Effect of age on proliferation of human marrow stromal cells (hMSCs). (A): Proliferation rate was determined by counting cells with a hemacytometer. The hMSCs isolated from younger subjects (< 50 years) expanded more rapidly than hMSCs obtained from older (≥55 years) subjects (only 4 shown here for legibility). (B): Cell population doubling time (hours) of hMSCs obtained from all 19 subjects showed a significant correlation with age (r=0.62, p=0.005, Spearman rank order correlation). Inset: hMSCs isolated from 16 older subjects had a significantly longer cell doubling time than cells obtained from 3 younger subjects (p=0.0021, Mann-Whitney test).

Figure 4

Effects of age on apoptosis of human marrow stromal cells. Cells from 10 subjects were analyzed with flow cytometric analysis for apoptotic cells. There was a significant increase of apoptotic cells with age (r=0.719, p = 0.0157, Spearman rank order correlation test).

Figure 5

Effect of age on p53 pathway genes in human marrow stromal cells (hMSCs). (A): An age-related increase in p53, p21, and BAX gene expression was detected by RT-PCR. (B): Semi-quantitative RT-PCR analysis indicates significantly more expression of p53, p21, and BAX genes (normalized to internal control GAPDH) in hMSCs obtained from older subjects (n=9, ≥55-years), compared with hMSCs obtained from younger subjects (n=3, <50-years) (*p<0.01 and ^#p<0.05, Mann-Whitney test). Each lane indicates age and gender of the subject.

Figure 6

Effects of age on osteoblastogenesis. (A): Osteoblast differentiation of human marrow stromal cells (hMSCs) was assessed with AlkP enzyme activity assays, after 2 weeks’ culture in osteogenic medium.
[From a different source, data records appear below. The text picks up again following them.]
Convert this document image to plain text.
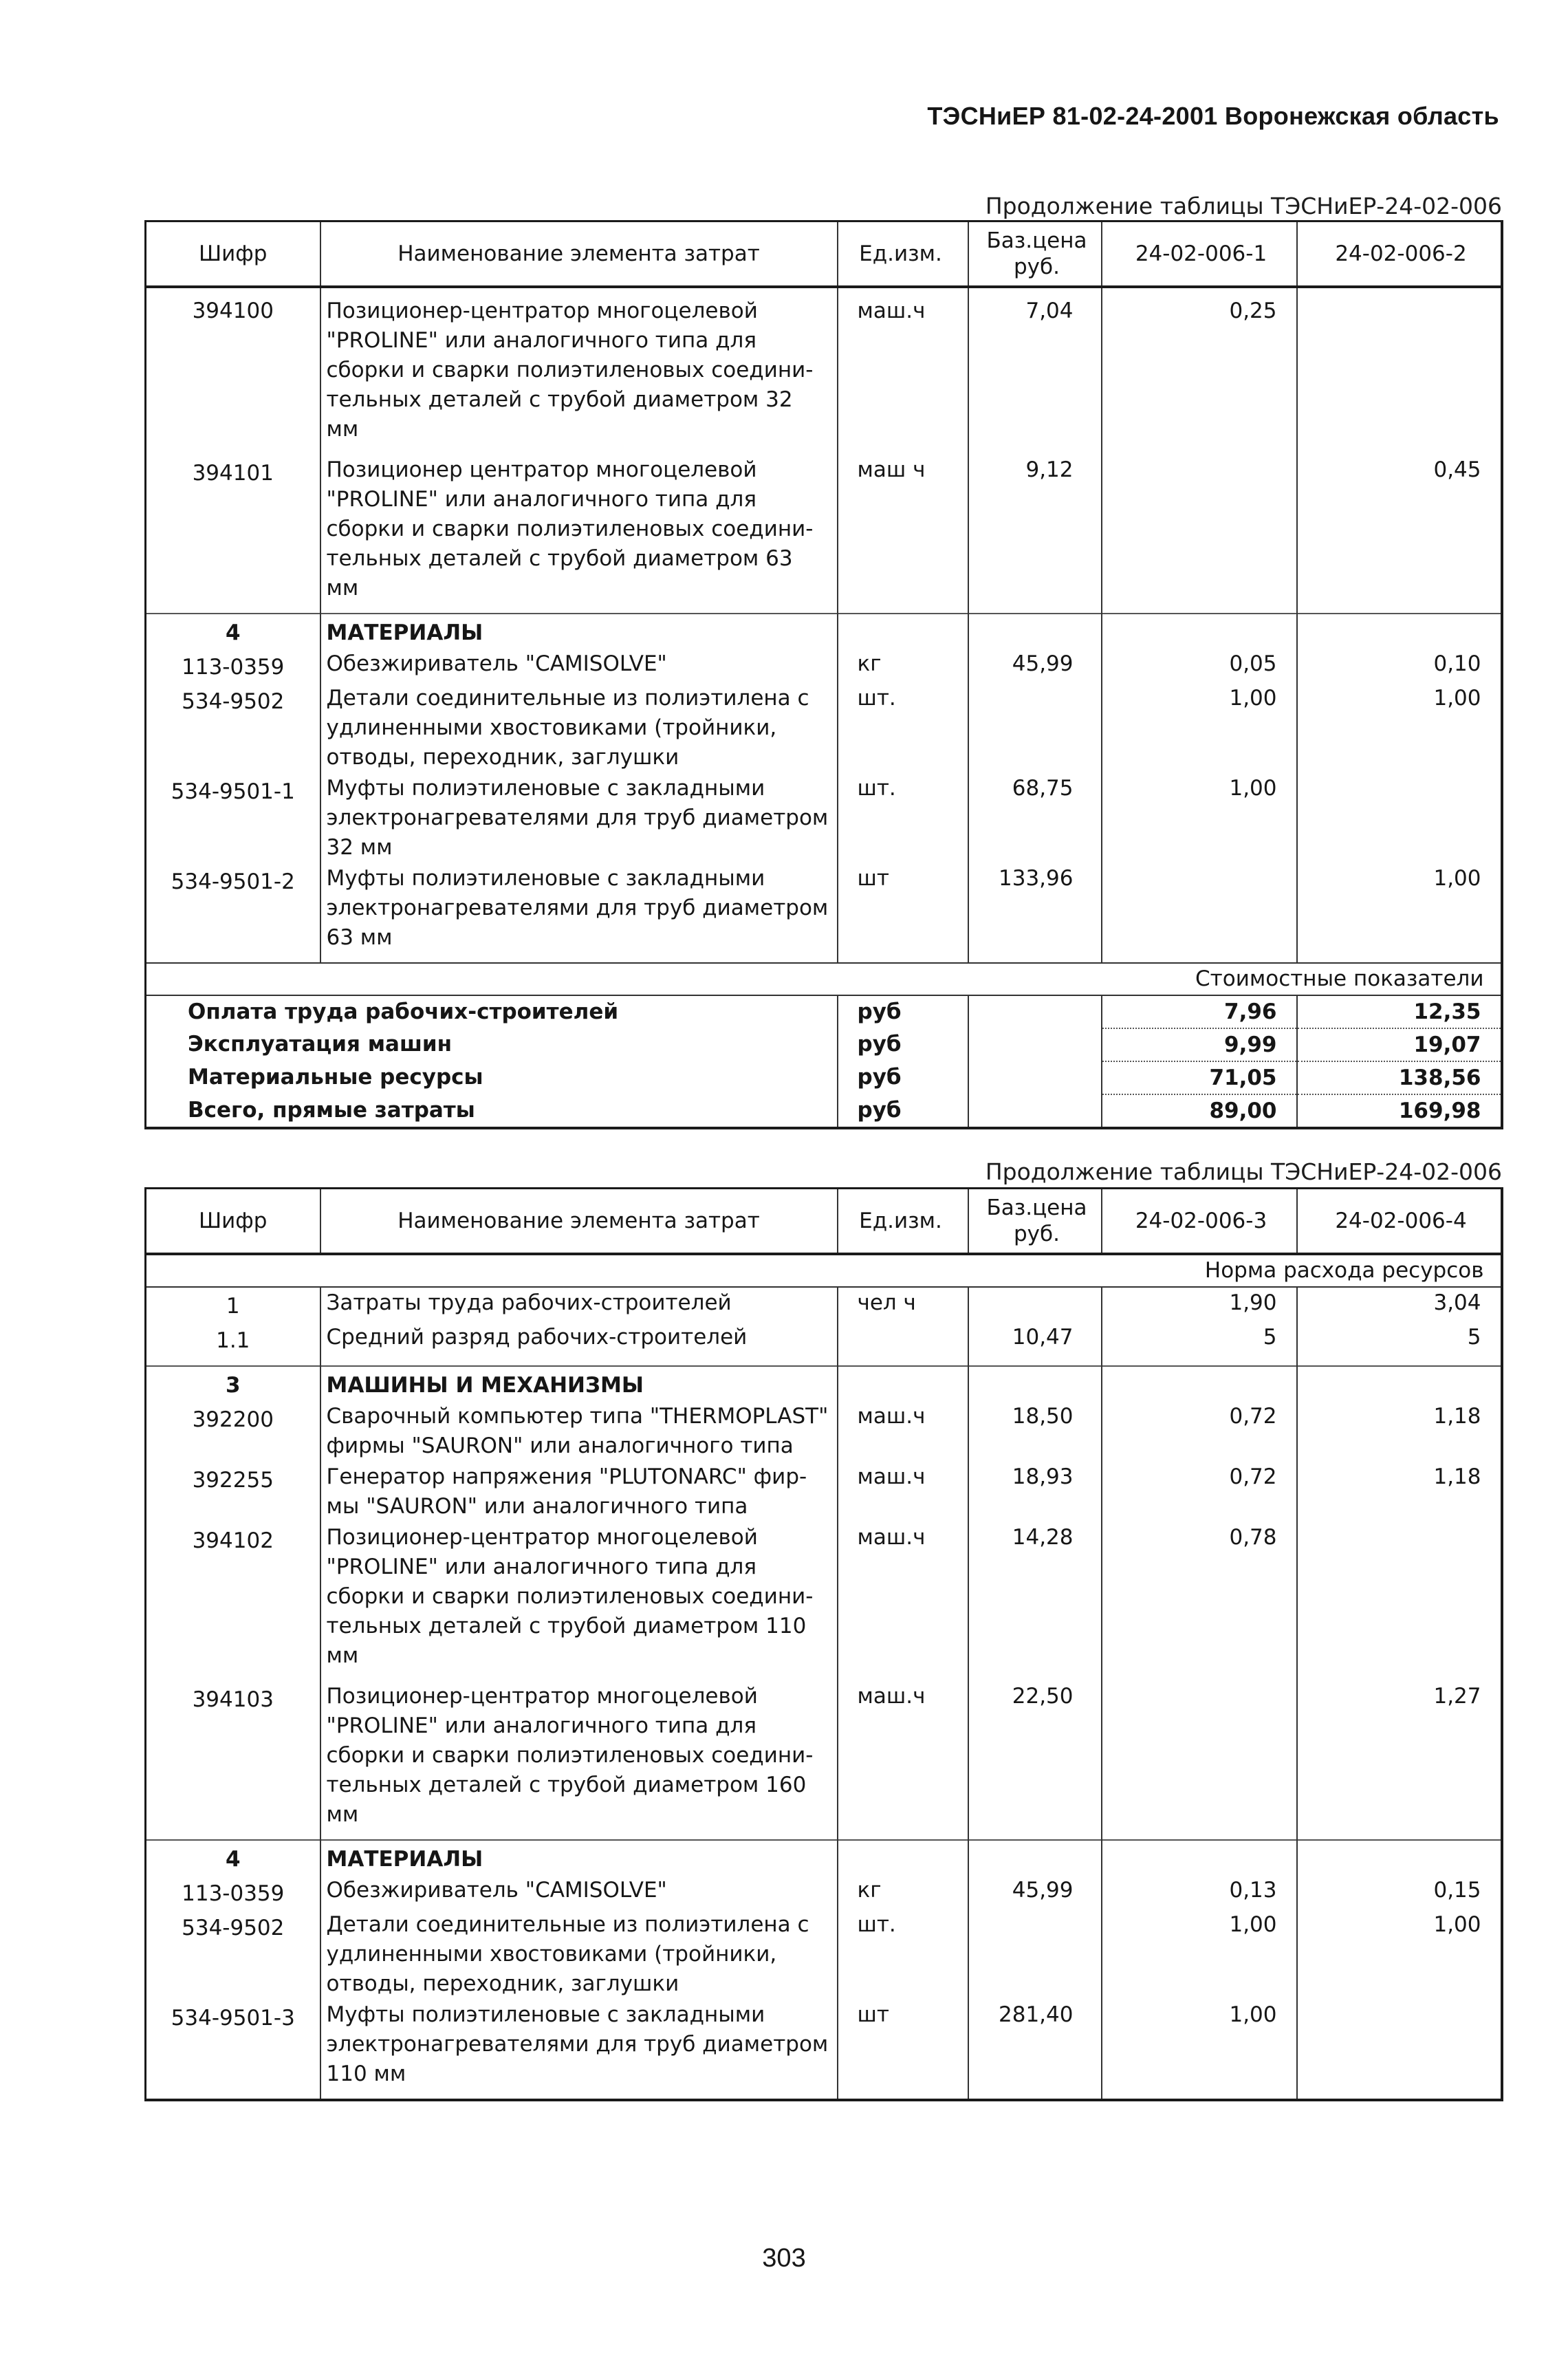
ТЭСНиЕР 81-02-24-2001 Воронежская область
Продолжение таблицы ТЭСНиЕР-24-02-006
Шифр	Наименование элемента затрат	Ед.изм.	Баз.цена руб.	24-02-006-1	24-02-006-2
394100	Позиционер-центратор многоцелевой "PROLINE" или аналогичного типа для сборки и сварки полиэтиленовых соедини-тельных деталей с трубой диаметром 32 мм	маш.ч	7,04	0,25	

394101	Позиционер центратор многоцелевой "PROLINE" или аналогичного типа для сборки и сварки полиэтиленовых соедини-тельных деталей с трубой диаметром 63 мм	маш ч	9,12		0,45
4	МАТЕРИАЛЫ				
113-0359	Обезжириватель "CAMISOLVE"	кг	45,99	0,05	0,10
534-9502	Детали соединительные из полиэтилена с удлиненными хвостовиками (тройники, отводы, переходник, заглушки	шт.		1,00	1,00
534-9501-1	Муфты полиэтиленовые с закладными электронагревателями для труб диаметром 32 мм	шт.	68,75	1,00	
534-9501-2	Муфты полиэтиленовые с закладными электронагревателями для труб диаметром 63 мм	шт	133,96		1,00
Стоимостные показатели					
Оплата труда рабочих-строителей		руб		7,96	12,35
Эксплуатация машин		руб		9,99	19,07
Материальные ресурсы		руб		71,05	138,56
Всего, прямые затраты		руб		89,00	169,98
Продолжение таблицы ТЭСНиЕР-24-02-006
Шифр	Наименование элемента затрат	Ед.изм.	Баз.цена руб.	24-02-006-3	24-02-006-4
Норма расхода ресурсов					
1	Затраты труда рабочих-строителей	чел ч		1,90	3,04
1.1	Средний разряд рабочих-строителей		10,47	5	5
3	МАШИНЫ И МЕХАНИЗМЫ				
392200	Сварочный компьютер типа "THERMOPLAST" фирмы "SAURON" или аналогичного типа	маш.ч	18,50	0,72	1,18
392255	Генератор напряжения "PLUTONARC" фир-мы "SAURON" или аналогичного типа	маш.ч	18,93	0,72	1,18
394102	Позиционер-центратор многоцелевой "PROLINE" или аналогичного типа для сборки и сварки полиэтиленовых соедини-тельных деталей с трубой диаметром 110 мм	маш.ч	14,28	0,78	

394103	Позиционер-центратор многоцелевой "PROLINE" или аналогичного типа для сборки и сварки полиэтиленовых соедини-тельных деталей с трубой диаметром 160 мм	маш.ч	22,50		1,27
4	МАТЕРИАЛЫ				
113-0359	Обезжириватель "CAMISOLVE"	кг	45,99	0,13	0,15
534-9502	Детали соединительные из полиэтилена с удлиненными хвостовиками (тройники, отводы, переходник, заглушки	шт.		1,00	1,00
534-9501-3	Муфты полиэтиленовые с закладными электронагревателями для труб диаметром 110 мм	шт	281,40	1,00	
303
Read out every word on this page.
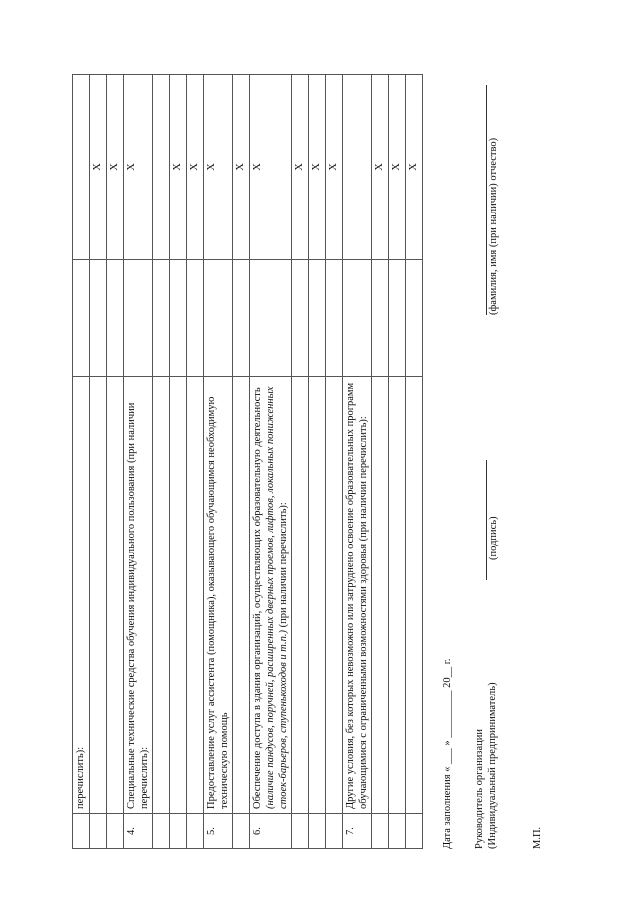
	перечислить):		
			X
			X
4.	Специальные технические средства обучения индивидуального пользования (при наличии перечислить):		X

			X
			X
5.	Предоставление услуг ассистента (помощника), оказывающего обучающимся необходимую техническую помощь		X
			X
6.	Обеспечение доступа в здания организаций, осуществляющих образовательную деятельность (наличие пандусов, поручней, расширенных дверных проемов, лифтов, локальных пониженных стоек-барьеров, ступенькоходов и т.п.) (при наличии перечислить):		X
			X
			X
			X
7.	Другие условия, без которых невозможно или затруднено освоение образовательных программ обучающимися с ограниченными возможностями здоровья (при наличии перечислить):		
			X
			X
			X
Дата заполнения « ___ » _________ 20__ г. Руководитель организации (Индивидуальный предприниматель)
(подпись)
(фамилия, имя (при наличии) отчество)
М.П.
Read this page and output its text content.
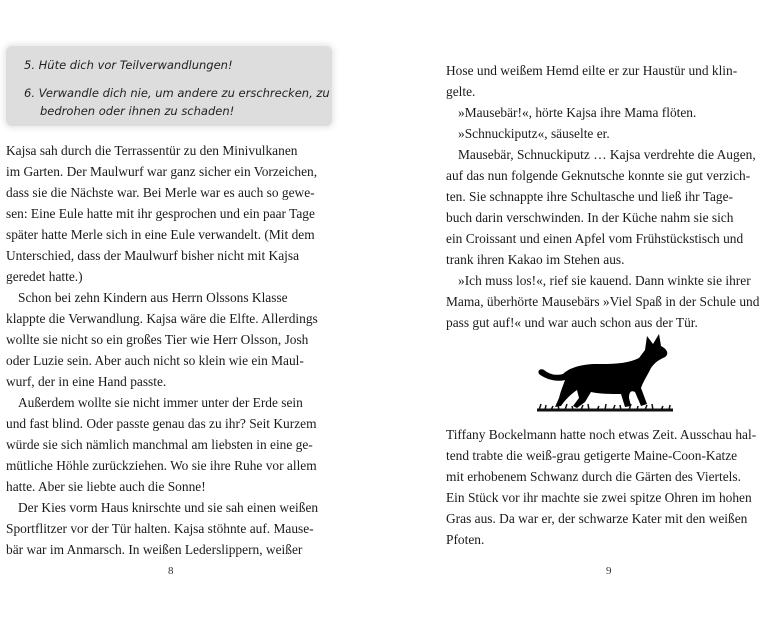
5. Hüte dich vor Teilverwandlungen!
6. Verwandle dich nie, um andere zu erschrecken, zu
bedrohen oder ihnen zu schaden!
Kajsa sah durch die Terrassentür zu den Minivulkanen
im Garten. Der Maulwurf war ganz sicher ein Vorzeichen,
dass sie die Nächste war. Bei Merle war es auch so gewe-
sen: Eine Eule hatte mit ihr gesprochen und ein paar Tage
später hatte Merle sich in eine Eule verwandelt. (Mit dem
Unterschied, dass der Maulwurf bisher nicht mit Kajsa
geredet hatte.)
Schon bei zehn Kindern aus Herrn Olssons Klasse
klappte die Verwandlung. Kajsa wäre die Elfte. Allerdings
wollte sie nicht so ein großes Tier wie Herr Olsson, Josh
oder Luzie sein. Aber auch nicht so klein wie ein Maul-
wurf, der in eine Hand passte.
Außerdem wollte sie nicht immer unter der Erde sein
und fast blind. Oder passte genau das zu ihr? Seit Kurzem
würde sie sich nämlich manchmal am liebsten in eine ge-
mütliche Höhle zurückziehen. Wo sie ihre Ruhe vor allem
hatte. Aber sie liebte auch die Sonne!
Der Kies vorm Haus knirschte und sie sah einen weißen
Sportflitzer vor der Tür halten. Kajsa stöhnte auf. Mause-
bär war im Anmarsch. In weißen Lederslippern, weißer
8
Hose und weißem Hemd eilte er zur Haustür und klin-
gelte.
»Mausebär!«, hörte Kajsa ihre Mama flöten.
»Schnuckiputz«, säuselte er.
Mausebär, Schnuckiputz … Kajsa verdrehte die Augen,
auf das nun folgende Geknutsche konnte sie gut verzich-
ten. Sie schnappte ihre Schultasche und ließ ihr Tage-
buch darin verschwinden. In der Küche nahm sie sich
ein Croissant und einen Apfel vom Frühstückstisch und
trank ihren Kakao im Stehen aus.
»Ich muss los!«, rief sie kauend. Dann winkte sie ihrer
Mama, überhörte Mausebärs »Viel Spaß in der Schule und
pass gut auf!« und war auch schon aus der Tür.
Tiffany Bockelmann hatte noch etwas Zeit. Ausschau hal-
tend trabte die weiß-grau getigerte Maine-Coon-Katze
mit erhobenem Schwanz durch die Gärten des Viertels.
Ein Stück vor ihr machte sie zwei spitze Ohren im hohen
Gras aus. Da war er, der schwarze Kater mit den weißen
Pfoten.
9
There was a significant decrease of AlkP activity with age (Spearman correlation, r= −0.82, p<0.001) in hMSCs obtained from 10 women. (B): Semi-quantitative RT-PCR showed that there is significantly less expression of Runx2, Osterix, AlkP, BSP, and OC genes (normalized to internal control GAPDH) in hMSCs obtained from old subjects (n=7, ≥55-year-old) compared with hMSCs obtained from younger subjects (n=3, <50-year-old) (p<0.05, Mann-Whitney test). (C): Osteoblast differentiation of STRO-1⁺ cells from 8 men was assessed by fluorescent immunoreactivity for Alkaline Phosphatase, 4 weeks after seeding at 1 to 50 cells per well in osteogenic medium. Data are presented as the % of wells at each seeding density with clear FITC signal that was above background and control levels. There was an age-dependent decrease in cells that differentiated into AlkP-positive osteoblasts (Spearman correlation, r= −0.714, p=0.0466, n=8 for cumulative data).